I'm given that $R(y)=p(y) * y$ where $p(y)$ and $R(y)$ are functions of $y$
In the question: I need the product rule to find the derivative of $p(y) \cdot y$
I know that the product rule is $\frac{d}{dx}(f(x)\cdot g(x)) = f'(x)g(x) + g'(x)f(x)$.
Would this then give me $p*y + p(y) * 0$?

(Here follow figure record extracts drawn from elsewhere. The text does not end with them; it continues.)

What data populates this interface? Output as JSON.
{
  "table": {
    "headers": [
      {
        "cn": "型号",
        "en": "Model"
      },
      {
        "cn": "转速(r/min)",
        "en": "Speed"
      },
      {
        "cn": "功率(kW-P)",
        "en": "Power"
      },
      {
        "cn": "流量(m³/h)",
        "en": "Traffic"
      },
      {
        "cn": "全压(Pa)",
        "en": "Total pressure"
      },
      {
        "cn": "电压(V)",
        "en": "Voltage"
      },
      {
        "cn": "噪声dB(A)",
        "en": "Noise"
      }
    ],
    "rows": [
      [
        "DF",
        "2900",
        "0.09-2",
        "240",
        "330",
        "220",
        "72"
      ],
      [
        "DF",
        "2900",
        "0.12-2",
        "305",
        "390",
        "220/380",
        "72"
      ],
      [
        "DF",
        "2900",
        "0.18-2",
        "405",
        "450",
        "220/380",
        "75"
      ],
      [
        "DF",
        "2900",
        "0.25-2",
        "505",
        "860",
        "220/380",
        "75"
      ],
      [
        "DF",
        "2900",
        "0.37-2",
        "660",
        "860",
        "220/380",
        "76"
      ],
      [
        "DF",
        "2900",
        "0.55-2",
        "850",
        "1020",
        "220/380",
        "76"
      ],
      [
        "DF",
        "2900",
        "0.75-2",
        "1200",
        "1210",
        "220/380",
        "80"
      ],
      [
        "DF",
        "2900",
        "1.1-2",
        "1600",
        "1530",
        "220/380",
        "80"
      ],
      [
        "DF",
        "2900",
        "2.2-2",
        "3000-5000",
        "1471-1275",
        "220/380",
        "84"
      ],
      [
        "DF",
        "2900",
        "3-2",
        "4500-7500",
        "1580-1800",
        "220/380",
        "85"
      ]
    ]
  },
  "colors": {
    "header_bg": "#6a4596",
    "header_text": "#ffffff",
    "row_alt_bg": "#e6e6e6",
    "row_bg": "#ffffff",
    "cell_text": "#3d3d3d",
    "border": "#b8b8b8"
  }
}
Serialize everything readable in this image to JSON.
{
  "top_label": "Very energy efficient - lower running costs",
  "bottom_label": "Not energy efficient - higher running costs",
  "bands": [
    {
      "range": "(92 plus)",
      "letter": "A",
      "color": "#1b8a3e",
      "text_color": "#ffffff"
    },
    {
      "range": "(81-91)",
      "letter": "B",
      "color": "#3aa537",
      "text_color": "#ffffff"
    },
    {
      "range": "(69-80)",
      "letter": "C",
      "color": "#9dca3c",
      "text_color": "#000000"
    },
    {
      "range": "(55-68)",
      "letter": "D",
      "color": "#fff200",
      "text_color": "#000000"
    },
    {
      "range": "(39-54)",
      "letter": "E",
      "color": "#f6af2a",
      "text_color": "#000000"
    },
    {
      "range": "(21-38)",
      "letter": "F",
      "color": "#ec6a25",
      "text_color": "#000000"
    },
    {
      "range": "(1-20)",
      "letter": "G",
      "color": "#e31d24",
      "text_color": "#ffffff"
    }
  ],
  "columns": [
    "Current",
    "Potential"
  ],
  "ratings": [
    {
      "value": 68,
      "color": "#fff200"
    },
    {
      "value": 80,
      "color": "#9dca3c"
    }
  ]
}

$$ \frac{d}{dy}(p(y)\cdot y) = p(y) \frac{d}{dy}(y) + y\frac{d}{dy}(p(x)) \\ \implies \frac{d}{dy}(p(y)\cdot y) = p(y) + y\cdot p'(y). $$
Two things you've mistaken:
$(1)$ The derivative of $y$ with respect to $y$ is $1$ and not $0$. If you define $f(y) = y$, then it is immediately obvious from the definition of a derivative:
$$ \frac{d}{dy}(f(y)) = \lim_{\delta y \to 0} \frac{f(y+\delta y) - f(y)}{\delta y} = \lim_{\delta y\to 0} \frac{y+\delta y-y}{\delta y} = 1. $$
$(2)$ The derivative of $p(y)$ would be denoted by $p'$ and not $p$.